Radiometric ages from Sm–Nd and Rb–Sr systems, reported by groups at Wiscosin–Madison and University of Bern, place crystallization of 76535 within a timeframe debated between ~4.3 and ~4.5 billion years ago, similar to ages proposed for early lunar mantle processes by scholars at Brown University and California Institute of Technology. These ages are integrated with impact-reset signatures dated using Ar–Ar methods conducted at Lawrence Livermore National Laboratory and University of Colorado Boulder, providing constraints on subsequent thermal events linked to basin-forming impacts like Imbrium basin and Nectaris basin. Thermodynamic modeling carried out by groups at Carnegie Institution for Science and MIT supports formation through cumulate crystallization within a cooling lunar magma reservoir, with later metamorphism and brecciation related to regional impact history reconstructed using crater counts from Lunar Reconnaissance Orbiter datasets.
Troctolite 76535 has played a pivotal role in testing models of early lunar differentiation central to theories advanced by researchers such as Alfred Nier-era isotope pioneers and modern proponents at Brown University and Imperial College London. The sample informs debates about the longevity of the lunar magnetic field inferred from paleomagnetic work at University of California, San Diego and Imperial College London, and contributes to understanding mantle heterogeneity invoked in studies by NASA Ames Research Center and Goddard Space Flight Center. Comparative studies with lunar meteorites analyzed at Natural History Museum, London and Antarctic collections at Japanese Antarctic Research Expedition laboratories have broadened perspectives on sampling bias and global lunar geology raised during meetings of the Lunar and Planetary Science Conference.
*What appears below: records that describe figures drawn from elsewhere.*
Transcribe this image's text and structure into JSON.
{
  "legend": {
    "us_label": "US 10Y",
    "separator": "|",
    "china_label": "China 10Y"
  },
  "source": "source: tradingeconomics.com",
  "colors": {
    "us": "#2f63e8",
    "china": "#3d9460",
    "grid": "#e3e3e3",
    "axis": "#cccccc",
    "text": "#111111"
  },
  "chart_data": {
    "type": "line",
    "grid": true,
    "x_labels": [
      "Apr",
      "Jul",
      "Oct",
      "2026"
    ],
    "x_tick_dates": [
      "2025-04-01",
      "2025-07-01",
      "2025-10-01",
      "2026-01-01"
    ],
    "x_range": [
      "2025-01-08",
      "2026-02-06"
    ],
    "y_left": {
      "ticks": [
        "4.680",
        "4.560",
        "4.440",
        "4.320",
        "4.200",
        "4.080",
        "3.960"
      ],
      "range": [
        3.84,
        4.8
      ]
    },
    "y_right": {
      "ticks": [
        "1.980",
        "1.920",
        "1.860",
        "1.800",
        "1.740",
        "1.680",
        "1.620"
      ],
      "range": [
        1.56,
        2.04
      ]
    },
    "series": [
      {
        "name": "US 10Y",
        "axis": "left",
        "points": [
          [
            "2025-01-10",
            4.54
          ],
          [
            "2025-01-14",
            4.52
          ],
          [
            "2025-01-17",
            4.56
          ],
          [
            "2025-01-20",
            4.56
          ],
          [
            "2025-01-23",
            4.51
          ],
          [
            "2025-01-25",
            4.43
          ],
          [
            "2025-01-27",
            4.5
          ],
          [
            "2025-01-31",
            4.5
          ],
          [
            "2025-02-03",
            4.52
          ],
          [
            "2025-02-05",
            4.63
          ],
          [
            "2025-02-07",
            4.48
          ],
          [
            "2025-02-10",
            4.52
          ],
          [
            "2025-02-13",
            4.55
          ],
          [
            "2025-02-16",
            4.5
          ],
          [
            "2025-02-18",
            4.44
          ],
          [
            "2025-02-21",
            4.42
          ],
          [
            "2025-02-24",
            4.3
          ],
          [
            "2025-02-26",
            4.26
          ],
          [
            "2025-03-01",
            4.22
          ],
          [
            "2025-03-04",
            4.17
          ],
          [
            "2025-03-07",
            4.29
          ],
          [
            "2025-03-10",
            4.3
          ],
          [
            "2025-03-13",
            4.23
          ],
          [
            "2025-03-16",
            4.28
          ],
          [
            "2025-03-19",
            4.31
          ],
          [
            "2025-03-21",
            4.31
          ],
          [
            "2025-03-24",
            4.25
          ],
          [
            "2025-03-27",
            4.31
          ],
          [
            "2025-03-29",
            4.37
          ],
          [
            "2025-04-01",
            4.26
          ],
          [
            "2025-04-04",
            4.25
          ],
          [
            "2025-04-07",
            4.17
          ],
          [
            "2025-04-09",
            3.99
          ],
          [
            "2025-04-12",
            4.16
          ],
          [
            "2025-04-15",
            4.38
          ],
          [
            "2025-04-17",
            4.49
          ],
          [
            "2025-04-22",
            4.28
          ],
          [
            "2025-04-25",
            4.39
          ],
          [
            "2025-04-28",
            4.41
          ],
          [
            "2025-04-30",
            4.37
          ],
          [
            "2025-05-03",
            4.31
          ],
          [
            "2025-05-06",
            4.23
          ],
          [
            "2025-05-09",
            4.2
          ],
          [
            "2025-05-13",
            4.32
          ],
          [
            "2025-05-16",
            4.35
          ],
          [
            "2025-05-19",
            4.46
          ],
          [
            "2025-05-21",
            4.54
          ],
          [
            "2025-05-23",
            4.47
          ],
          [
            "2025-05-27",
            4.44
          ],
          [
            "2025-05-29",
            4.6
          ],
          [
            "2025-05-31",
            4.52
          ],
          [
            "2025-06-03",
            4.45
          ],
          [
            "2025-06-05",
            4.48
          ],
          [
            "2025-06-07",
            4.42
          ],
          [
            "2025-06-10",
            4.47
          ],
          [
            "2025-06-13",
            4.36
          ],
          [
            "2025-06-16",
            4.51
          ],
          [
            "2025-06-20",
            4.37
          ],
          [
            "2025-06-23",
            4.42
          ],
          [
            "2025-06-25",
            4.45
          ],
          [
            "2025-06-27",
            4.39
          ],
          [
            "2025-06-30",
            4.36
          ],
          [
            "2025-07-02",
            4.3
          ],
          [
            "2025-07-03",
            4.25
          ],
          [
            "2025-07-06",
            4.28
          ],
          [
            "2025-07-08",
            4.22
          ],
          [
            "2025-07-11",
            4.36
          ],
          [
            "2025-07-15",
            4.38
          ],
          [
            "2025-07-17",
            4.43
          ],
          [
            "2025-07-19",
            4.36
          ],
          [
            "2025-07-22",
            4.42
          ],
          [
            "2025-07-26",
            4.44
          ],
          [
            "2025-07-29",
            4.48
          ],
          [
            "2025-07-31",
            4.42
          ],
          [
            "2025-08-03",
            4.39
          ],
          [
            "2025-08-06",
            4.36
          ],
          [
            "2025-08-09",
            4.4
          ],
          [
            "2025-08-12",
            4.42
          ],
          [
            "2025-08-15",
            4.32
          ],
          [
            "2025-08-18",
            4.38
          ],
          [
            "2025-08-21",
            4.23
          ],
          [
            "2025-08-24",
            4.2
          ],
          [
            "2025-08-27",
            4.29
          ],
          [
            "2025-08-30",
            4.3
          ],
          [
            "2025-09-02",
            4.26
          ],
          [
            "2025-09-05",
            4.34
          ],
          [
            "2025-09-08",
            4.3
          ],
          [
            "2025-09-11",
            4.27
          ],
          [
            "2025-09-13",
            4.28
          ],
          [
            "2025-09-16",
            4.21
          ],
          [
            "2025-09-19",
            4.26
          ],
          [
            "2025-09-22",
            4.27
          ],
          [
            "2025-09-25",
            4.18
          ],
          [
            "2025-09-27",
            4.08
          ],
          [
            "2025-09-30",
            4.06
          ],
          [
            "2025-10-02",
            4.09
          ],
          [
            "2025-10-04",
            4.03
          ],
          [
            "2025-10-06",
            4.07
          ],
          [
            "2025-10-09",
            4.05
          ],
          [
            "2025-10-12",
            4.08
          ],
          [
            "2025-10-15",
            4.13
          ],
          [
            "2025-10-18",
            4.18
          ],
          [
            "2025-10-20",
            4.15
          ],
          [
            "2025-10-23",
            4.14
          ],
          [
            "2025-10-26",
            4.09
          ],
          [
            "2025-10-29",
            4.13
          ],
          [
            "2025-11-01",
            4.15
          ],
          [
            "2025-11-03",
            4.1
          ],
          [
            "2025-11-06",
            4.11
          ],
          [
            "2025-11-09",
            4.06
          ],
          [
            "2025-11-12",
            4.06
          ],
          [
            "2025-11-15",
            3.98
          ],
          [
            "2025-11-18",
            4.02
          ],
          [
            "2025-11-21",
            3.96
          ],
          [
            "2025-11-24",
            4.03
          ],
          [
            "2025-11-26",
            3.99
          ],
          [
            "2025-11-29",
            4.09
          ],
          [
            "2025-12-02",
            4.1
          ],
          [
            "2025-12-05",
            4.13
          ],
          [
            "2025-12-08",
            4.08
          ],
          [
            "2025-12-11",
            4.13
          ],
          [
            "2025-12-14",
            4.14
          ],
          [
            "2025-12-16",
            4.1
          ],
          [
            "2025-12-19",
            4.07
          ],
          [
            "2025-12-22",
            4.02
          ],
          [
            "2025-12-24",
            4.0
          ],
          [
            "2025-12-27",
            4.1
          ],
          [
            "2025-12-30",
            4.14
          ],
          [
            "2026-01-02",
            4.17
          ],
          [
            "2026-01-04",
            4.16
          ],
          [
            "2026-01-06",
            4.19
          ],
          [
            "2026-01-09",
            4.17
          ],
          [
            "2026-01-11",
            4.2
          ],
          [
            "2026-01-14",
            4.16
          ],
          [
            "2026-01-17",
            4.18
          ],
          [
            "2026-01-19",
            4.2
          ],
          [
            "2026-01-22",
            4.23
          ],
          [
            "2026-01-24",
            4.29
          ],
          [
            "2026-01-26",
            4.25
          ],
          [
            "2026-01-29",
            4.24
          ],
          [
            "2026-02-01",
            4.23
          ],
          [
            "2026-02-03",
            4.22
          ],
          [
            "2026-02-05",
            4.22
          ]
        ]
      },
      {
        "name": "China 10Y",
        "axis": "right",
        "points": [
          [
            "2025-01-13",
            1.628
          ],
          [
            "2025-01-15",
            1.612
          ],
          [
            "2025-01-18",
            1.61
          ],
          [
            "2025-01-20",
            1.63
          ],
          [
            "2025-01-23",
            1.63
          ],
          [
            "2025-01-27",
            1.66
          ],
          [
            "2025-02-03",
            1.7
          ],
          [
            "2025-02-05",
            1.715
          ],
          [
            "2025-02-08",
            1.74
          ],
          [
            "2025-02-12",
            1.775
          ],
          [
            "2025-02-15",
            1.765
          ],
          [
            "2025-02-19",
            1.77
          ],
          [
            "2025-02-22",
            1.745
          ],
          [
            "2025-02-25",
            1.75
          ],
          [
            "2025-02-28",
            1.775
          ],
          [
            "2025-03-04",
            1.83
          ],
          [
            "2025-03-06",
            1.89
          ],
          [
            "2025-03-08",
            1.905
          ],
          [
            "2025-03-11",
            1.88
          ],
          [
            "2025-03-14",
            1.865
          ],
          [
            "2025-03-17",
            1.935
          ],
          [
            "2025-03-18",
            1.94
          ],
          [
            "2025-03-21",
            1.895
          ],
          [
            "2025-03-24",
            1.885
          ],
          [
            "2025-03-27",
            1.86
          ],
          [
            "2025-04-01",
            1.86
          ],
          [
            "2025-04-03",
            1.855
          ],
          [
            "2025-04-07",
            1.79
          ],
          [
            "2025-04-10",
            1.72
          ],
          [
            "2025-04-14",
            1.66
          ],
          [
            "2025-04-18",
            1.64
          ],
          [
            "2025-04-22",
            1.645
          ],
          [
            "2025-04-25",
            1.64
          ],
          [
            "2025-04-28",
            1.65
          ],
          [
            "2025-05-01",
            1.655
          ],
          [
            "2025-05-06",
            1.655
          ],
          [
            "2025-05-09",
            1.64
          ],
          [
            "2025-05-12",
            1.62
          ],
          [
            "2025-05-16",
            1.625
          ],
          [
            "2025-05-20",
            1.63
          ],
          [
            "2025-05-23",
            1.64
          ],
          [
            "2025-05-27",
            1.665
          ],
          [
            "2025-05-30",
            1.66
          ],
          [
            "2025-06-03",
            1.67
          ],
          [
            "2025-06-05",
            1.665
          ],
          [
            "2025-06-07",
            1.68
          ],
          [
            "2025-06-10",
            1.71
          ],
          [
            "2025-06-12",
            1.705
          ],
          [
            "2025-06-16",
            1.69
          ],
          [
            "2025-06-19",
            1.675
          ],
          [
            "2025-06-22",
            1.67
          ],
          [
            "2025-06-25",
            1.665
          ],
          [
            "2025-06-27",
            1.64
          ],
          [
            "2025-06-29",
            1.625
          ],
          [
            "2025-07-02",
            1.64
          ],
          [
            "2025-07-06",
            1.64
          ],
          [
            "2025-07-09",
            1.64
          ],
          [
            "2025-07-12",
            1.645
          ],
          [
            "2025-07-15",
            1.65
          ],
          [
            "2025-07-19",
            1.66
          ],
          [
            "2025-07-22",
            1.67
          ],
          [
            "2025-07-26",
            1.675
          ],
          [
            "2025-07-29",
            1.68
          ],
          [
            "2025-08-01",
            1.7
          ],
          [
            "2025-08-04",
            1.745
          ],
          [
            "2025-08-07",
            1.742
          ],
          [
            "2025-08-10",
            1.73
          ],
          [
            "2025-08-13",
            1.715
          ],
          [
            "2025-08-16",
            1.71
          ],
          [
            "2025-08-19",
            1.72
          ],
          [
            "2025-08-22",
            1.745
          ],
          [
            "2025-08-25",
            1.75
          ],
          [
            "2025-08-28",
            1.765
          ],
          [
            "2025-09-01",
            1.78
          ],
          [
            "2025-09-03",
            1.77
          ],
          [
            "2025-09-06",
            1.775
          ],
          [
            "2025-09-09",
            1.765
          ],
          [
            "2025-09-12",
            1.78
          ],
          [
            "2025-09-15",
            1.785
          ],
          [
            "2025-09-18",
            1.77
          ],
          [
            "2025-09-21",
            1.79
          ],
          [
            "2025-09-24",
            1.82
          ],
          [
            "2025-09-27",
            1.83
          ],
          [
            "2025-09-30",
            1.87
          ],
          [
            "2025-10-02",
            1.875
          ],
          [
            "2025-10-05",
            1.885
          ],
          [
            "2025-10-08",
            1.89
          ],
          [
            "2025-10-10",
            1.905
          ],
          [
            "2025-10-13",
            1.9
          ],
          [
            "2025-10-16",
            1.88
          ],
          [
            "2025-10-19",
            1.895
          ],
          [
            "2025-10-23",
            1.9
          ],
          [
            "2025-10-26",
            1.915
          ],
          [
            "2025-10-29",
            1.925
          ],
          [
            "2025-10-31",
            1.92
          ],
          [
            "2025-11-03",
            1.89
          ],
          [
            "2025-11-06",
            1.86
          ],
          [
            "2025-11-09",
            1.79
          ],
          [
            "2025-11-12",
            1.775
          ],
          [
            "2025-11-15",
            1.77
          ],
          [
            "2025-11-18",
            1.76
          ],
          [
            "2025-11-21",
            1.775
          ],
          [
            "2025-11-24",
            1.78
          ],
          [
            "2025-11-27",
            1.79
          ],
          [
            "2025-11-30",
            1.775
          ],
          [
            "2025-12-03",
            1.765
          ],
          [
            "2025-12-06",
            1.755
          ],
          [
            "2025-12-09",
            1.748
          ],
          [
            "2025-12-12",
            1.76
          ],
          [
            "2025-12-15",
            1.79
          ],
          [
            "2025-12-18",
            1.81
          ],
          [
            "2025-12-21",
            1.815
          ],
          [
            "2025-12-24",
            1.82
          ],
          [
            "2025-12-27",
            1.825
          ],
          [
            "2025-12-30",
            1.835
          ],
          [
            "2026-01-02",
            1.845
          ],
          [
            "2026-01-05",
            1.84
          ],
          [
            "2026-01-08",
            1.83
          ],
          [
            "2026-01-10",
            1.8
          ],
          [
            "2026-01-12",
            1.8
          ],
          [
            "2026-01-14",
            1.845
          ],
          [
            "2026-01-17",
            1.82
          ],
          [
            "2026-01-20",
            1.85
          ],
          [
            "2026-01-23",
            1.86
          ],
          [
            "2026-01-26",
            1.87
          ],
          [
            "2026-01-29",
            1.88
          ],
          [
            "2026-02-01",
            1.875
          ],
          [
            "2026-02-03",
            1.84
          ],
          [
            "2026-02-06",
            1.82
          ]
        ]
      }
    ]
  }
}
Curation of 76535 has been managed by the Johnson Space Center curation facility with aliquots distributed under protocols involving NASA, Smithsonian Institution, and international partners including Russian Academy of Sciences and CNES. Analytical campaigns have included petrography, electron microprobe analysis at Caltech, isotopic dating at University of New Mexico, noble gas studies at ETH Zurich, paleomagnetic experiments at Imperial College London, and synchrotron X-ray mapping at Argonne National Laboratory. Ongoing proposals for additional work have been discussed at panels convened by National Academies of Sciences, Engineering, and Medicine, linking legacy sample science to future missions like Lunar Reconnaissance Orbiter follow-ons and the Artemis program sample return objectives.